Most of the times, the business leaders would love to see the deceptive statistically correct picture of their business. A sure recipe for failure. Are we talking about Kings of the Good Times. Yes, we are.
How do you handle this?
A life insurance CMO I met recently told me that they have done away with physical forms. Every application and document has to be submitted in an electronic format. No exceptions.
So, that is rule # 1 — discipline your data capture mechanism. If you are a legacy industry, invest some effort in data capture/enrichment. There are have agencies that can do this for you on a per record basis. This will save you serious dirty labour down the line.
Rule # 2 — Jot down how you will make use of the data. Who all will be involved, which other departments need to be co-ordinated, who will close the loop. You don’t have to be 100 per cent certain, but should have some sense about it.
Almost four-five years ago, one of the Top-3 private sector banks adopted the practice of having a dedicated department servicing the data/analytical needs of all other departments, called a BIU — short for Business Intelligence Unit. This ensured that the department making the request was thinking through what it would “do” with the output.

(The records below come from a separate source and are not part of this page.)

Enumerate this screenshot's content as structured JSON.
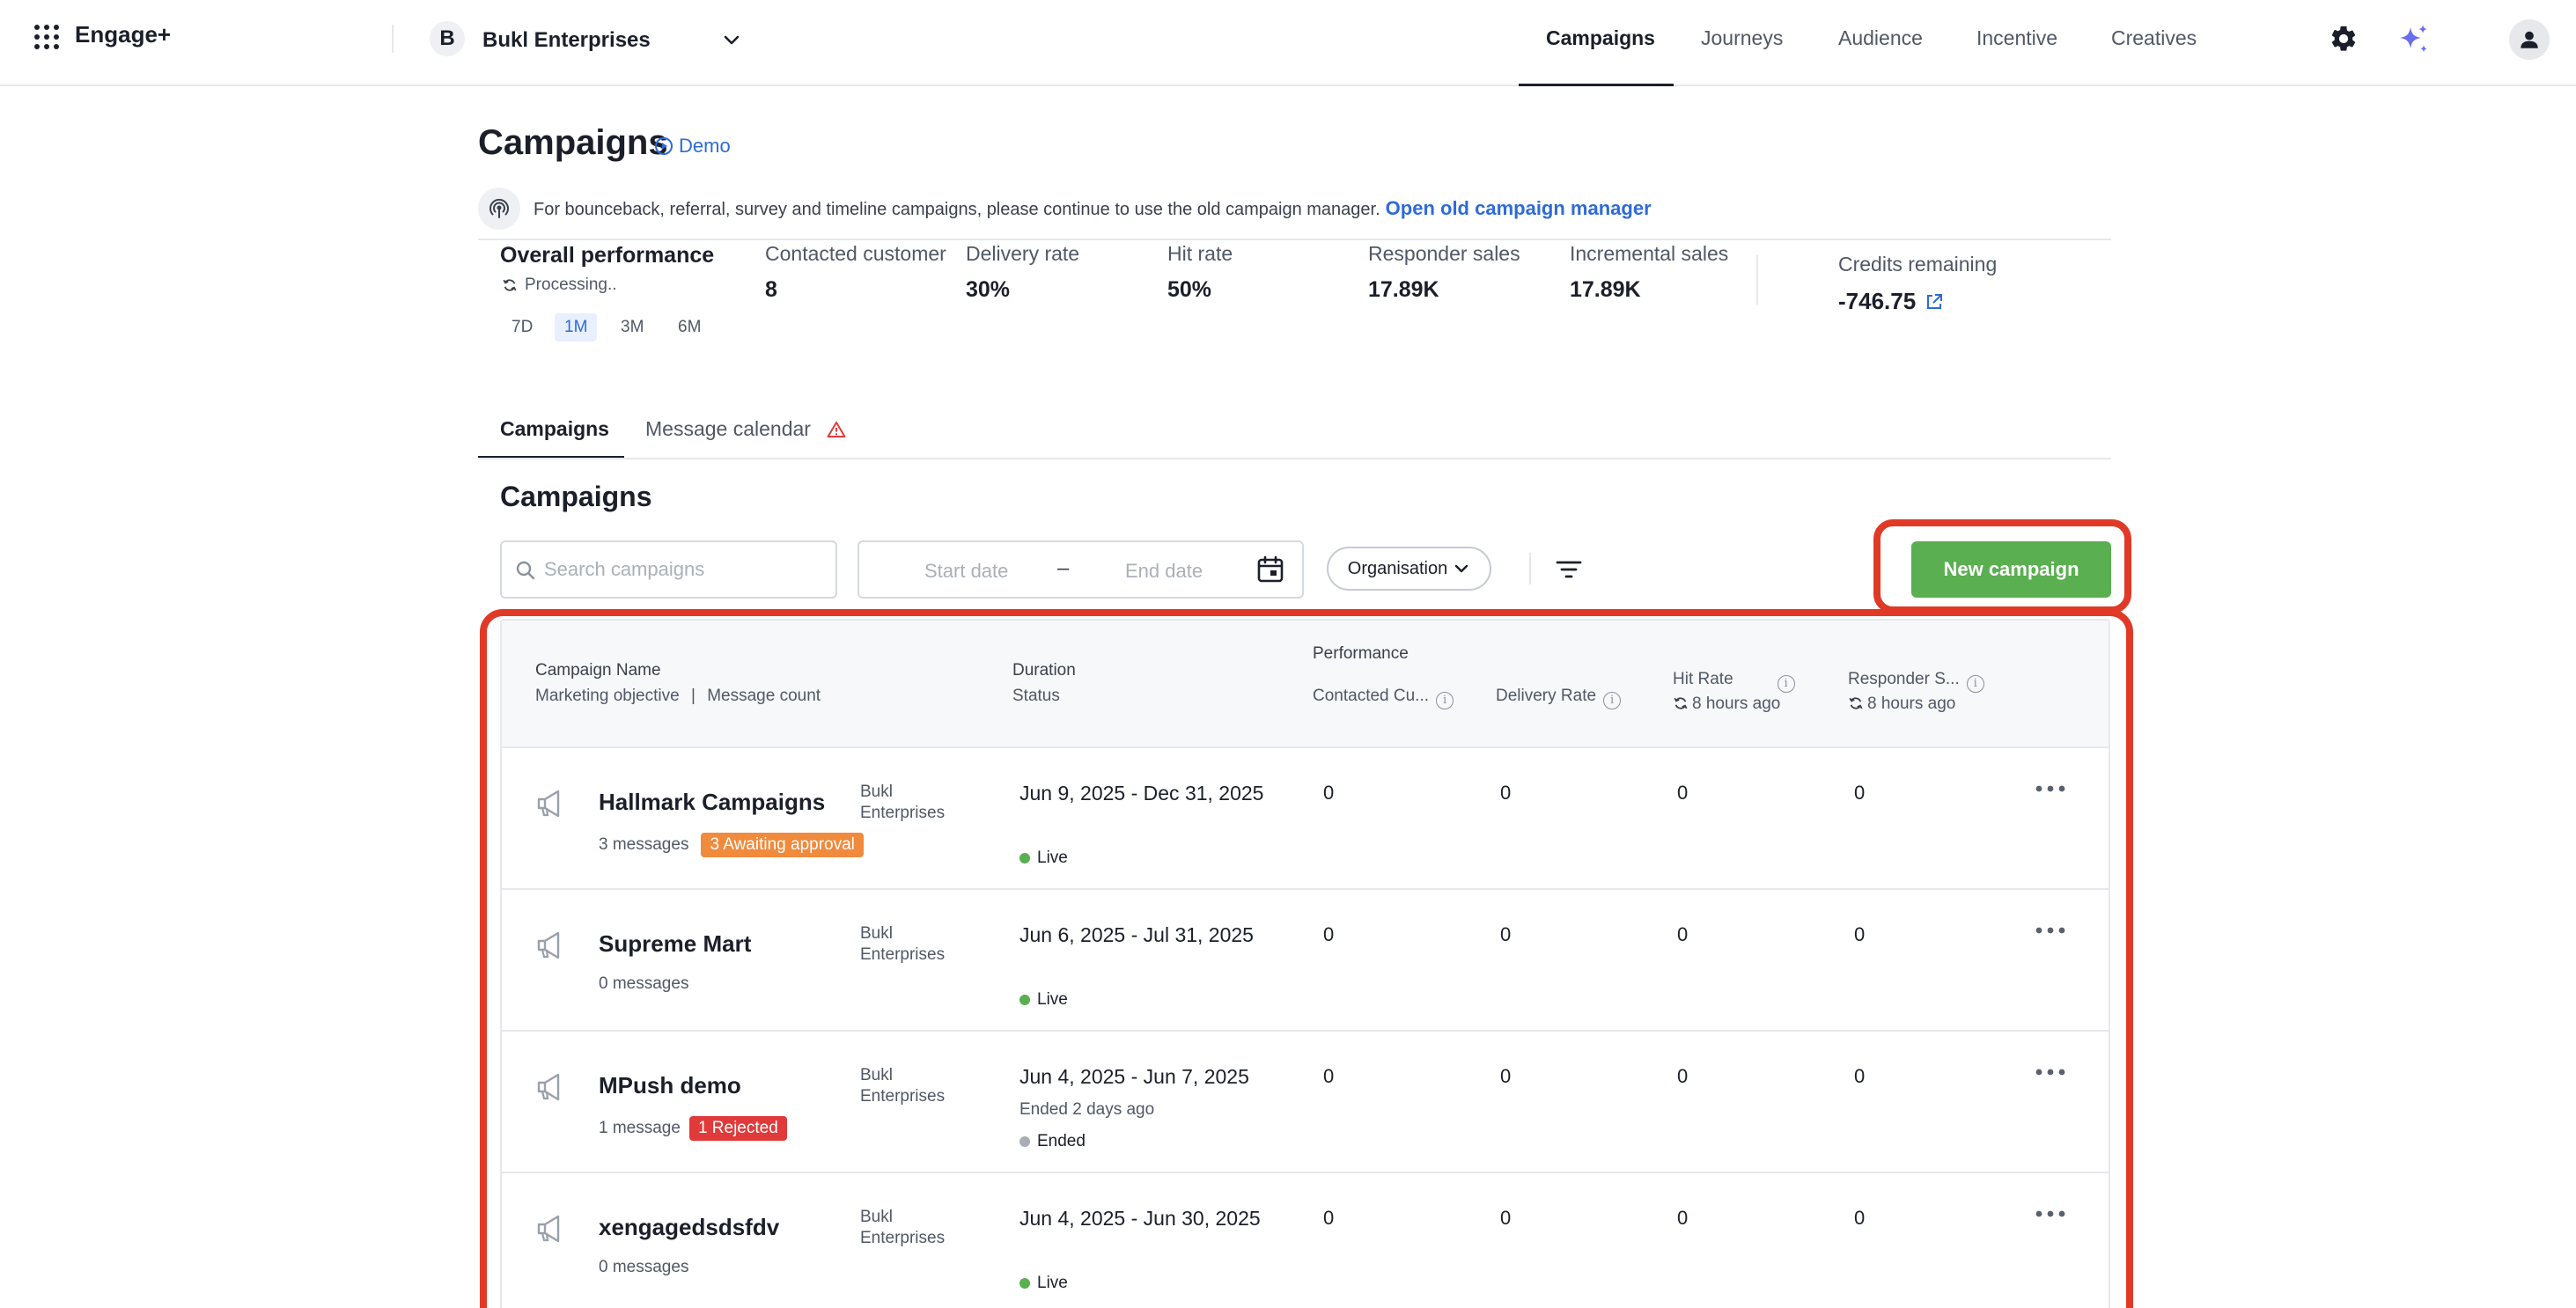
{
  "app": {
    "name": "Engage+"
  },
  "org": {
    "initial": "B",
    "name": "Bukl Enterprises"
  },
  "nav": [
    {
      "label": "Campaigns"
    },
    {
      "label": "Journeys"
    },
    {
      "label": "Audience"
    },
    {
      "label": "Incentive"
    },
    {
      "label": "Creatives"
    }
  ],
  "page": {
    "title": "Campaigns",
    "demo_label": "Demo"
  },
  "banner": {
    "text": "For bounceback, referral, survey and timeline campaigns, please continue to use the old campaign manager.",
    "link": "Open old campaign manager"
  },
  "performance": {
    "title": "Overall performance",
    "status": "Processing..",
    "ranges": [
      "7D",
      "1M",
      "3M",
      "6M"
    ],
    "selected_range": "1M",
    "metrics": [
      {
        "label": "Contacted customer",
        "value": "8"
      },
      {
        "label": "Delivery rate",
        "value": "30%"
      },
      {
        "label": "Hit rate",
        "value": "50%"
      },
      {
        "label": "Responder sales",
        "value": "17.89K"
      },
      {
        "label": "Incremental sales",
        "value": "17.89K"
      }
    ],
    "credits": {
      "label": "Credits remaining",
      "value": "-746.75"
    }
  },
  "tabs": [
    {
      "label": "Campaigns"
    },
    {
      "label": "Message calendar"
    }
  ],
  "section": {
    "title": "Campaigns"
  },
  "filters": {
    "search_placeholder": "Search campaigns",
    "start_date_placeholder": "Start date",
    "date_separator": "–",
    "end_date_placeholder": "End date",
    "org_label": "Organisation",
    "new_campaign_label": "New campaign"
  },
  "table": {
    "headers": {
      "campaign_name": "Campaign Name",
      "marketing_objective": "Marketing objective",
      "separator": "|",
      "message_count": "Message count",
      "duration": "Duration",
      "status": "Status",
      "performance": "Performance",
      "contacted": "Contacted Cu...",
      "delivery_rate": "Delivery Rate",
      "hit_rate": "Hit Rate",
      "hit_rate_updated": "8 hours ago",
      "responder_sales": "Responder S...",
      "responder_updated": "8 hours ago"
    },
    "rows": [
      {
        "name": "Hallmark Campaigns",
        "messages": "3 messages",
        "badge": "3 Awaiting approval",
        "org_line1": "Bukl",
        "org_line2": "Enterprises",
        "duration": "Jun 9, 2025 - Dec 31, 2025",
        "ended_ago": "",
        "status": "Live",
        "contacted": "0",
        "delivery": "0",
        "hit": "0",
        "responder": "0"
      },
      {
        "name": "Supreme Mart",
        "messages": "0 messages",
        "badge": "",
        "org_line1": "Bukl",
        "org_line2": "Enterprises",
        "duration": "Jun 6, 2025 - Jul 31, 2025",
        "ended_ago": "",
        "status": "Live",
        "contacted": "0",
        "delivery": "0",
        "hit": "0",
        "responder": "0"
      },
      {
        "name": "MPush demo",
        "messages": "1 message",
        "badge": "1 Rejected",
        "org_line1": "Bukl",
        "org_line2": "Enterprises",
        "duration": "Jun 4, 2025 - Jun 7, 2025",
        "ended_ago": "Ended 2 days ago",
        "status": "Ended",
        "contacted": "0",
        "delivery": "0",
        "hit": "0",
        "responder": "0"
      },
      {
        "name": "xengagedsdsfdv",
        "messages": "0 messages",
        "badge": "",
        "org_line1": "Bukl",
        "org_line2": "Enterprises",
        "duration": "Jun 4, 2025 - Jun 30, 2025",
        "ended_ago": "",
        "status": "Live",
        "contacted": "0",
        "delivery": "0",
        "hit": "0",
        "responder": "0"
      }
    ]
  },
  "colors": {
    "accent_blue": "#2e6bd8",
    "primary_green": "#5aaf50",
    "highlight_red": "#e03a27",
    "badge_orange": "#f08a3c",
    "badge_red": "#e03a3a",
    "sparkle_purple": "#6b6cf0"
  }
}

The processing department, over time, knew how the data was put to use across the organisation and what were the emerging data/analytical needs. The BIU also became the driver for putting in the data discipline mentioned in rule # 1 above.
Next — start with data integration. Integration comes from the Latin word integer, meaning whole or entire. Just replace people with data and society/organisation with store or base. The idea is to develop a common base from which you can make sense of the data. So that the analysis is reliable, trustworthy. It is not based on some person’s laptop data, or another one’s individual definition of accounts receivable.
The last step is realising the value of the above three rules through analysis — What happened? Why did it happen? And, what will happen? Or in our terms— “hindsight” and “foresight”.
The first part is answered by the standard reports you get from your enterprise resource planning (ERP)/operational systems — monthly production/consumption, 30-days outstanding, inventory position at each depot. The second one requires you to adopt a BI (business intelligence) tool that will help you seamlessly manoeuvre the entities/data/reports/key performance indicators (KPIs), etc. Compare sales with same period last year, across territories/SKUs, what-if I changed my plan by 5%, increased ad spend by 2% and the likes.
The last one — what will happen — is a science in itself and deserves a column all by itself. Simply put, business and technology come together with statistical skills to predict the future outcomes — which customers are likely to buy this new product? Which distributors are likely to reduce their business with me? Which stores are more price-sensitive than others?
Get these four parts together and your journey of making data actionable will start yielding results … and money as a bonus escape from the average deluge every business suffers when they fail to respect the above four steps.